Crer para ver ou o medo da sombra

[Leitura] Gen 4, 1-15. 25; Mc 8, 11-13

[Meditação] Possuídos pelo sedentarismo do apego ao “campo” característico de Caim, somos, muitas vezes, levados a pedir sinais que justifiquem o nomadismo que nos é sugerido pela vida em mudança. Trabalhamos e tendemos a registar patente do que fazemos para nos assegurarmos de tirar salário constante disso. Tememos tudo o que ameace esse usufruto. E poderá acontecer, como consequência, o mal…

Outra mentalidade é a de quem, mais associado ao papel de Abel, o pastor, se sente sereno por trabalhar com a sensação de que nada lhe pertence e que hoje pode estar aqui e amanhã estar ali; de ter estas ou aquelas “ovelhas” que, quando crescidas, já poderão não ser do mesmo proprietário. E poderá acontecer, como consequência, o bem…

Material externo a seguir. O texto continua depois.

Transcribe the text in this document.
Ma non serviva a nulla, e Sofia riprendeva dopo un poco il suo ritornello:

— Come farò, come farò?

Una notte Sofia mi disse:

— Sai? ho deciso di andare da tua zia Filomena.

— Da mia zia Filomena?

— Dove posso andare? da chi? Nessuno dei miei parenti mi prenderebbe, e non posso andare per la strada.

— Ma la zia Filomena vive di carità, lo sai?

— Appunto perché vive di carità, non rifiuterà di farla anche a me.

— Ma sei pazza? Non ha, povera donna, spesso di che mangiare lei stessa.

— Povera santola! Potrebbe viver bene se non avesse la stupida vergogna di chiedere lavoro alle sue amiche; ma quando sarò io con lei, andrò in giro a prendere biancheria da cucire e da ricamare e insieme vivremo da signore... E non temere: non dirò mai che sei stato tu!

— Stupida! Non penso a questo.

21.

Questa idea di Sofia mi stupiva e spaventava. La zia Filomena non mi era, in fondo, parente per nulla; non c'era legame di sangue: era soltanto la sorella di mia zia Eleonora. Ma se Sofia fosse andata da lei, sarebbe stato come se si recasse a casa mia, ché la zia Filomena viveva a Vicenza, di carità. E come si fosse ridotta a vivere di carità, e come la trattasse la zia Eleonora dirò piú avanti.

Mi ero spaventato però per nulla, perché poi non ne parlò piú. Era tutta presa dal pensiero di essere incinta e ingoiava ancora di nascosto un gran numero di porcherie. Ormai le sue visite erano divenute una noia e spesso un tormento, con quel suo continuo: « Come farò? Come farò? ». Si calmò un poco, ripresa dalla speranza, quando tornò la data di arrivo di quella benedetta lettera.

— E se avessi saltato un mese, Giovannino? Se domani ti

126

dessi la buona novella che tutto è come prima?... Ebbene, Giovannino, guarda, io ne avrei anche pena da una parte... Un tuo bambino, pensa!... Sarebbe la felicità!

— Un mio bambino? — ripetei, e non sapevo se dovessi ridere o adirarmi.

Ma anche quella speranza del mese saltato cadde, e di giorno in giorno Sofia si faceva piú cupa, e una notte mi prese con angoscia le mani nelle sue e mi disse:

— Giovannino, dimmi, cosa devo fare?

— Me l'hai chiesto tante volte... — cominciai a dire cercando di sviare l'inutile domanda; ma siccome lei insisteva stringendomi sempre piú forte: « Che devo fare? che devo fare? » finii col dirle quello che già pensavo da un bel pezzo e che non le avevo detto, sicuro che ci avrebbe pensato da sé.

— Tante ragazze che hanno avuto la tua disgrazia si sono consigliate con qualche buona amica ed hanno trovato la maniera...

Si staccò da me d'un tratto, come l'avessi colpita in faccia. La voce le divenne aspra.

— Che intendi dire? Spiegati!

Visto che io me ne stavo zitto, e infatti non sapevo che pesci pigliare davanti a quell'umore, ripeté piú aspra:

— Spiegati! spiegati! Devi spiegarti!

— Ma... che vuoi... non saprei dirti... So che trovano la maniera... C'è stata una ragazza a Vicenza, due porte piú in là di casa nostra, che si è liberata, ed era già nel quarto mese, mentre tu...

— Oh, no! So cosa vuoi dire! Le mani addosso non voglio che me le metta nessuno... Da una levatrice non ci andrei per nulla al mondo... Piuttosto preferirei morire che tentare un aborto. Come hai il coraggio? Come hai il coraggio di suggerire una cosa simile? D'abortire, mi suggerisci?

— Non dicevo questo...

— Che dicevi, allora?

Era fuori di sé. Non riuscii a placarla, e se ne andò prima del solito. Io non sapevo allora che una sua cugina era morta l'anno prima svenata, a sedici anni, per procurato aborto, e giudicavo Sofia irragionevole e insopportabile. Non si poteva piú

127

Caim e Abel refletem duas culturas: uma que se refere à “margem” de cá e outra à “margem” de lá, onde Jesus, muitas vezes, foi para Se apartar do frenesim da multidão. Pelo menos, o que aconteceu a estes dois irmãos terá sido um legado importante para o terceiro irmão, Set, no sentido de nos ajudar a decidir como levar esta vida para a frente: a colocar o coração na outra margem enquanto se caminha nesta terra ou ser caminheiros errantes para sempre sem rum. O melhor será fazer a seguinte síntese, parafraseando Santo Inácio de Loyola: “fazer tudo como se tudo dependesse de nós, sabendo que tudo depende de Deus”.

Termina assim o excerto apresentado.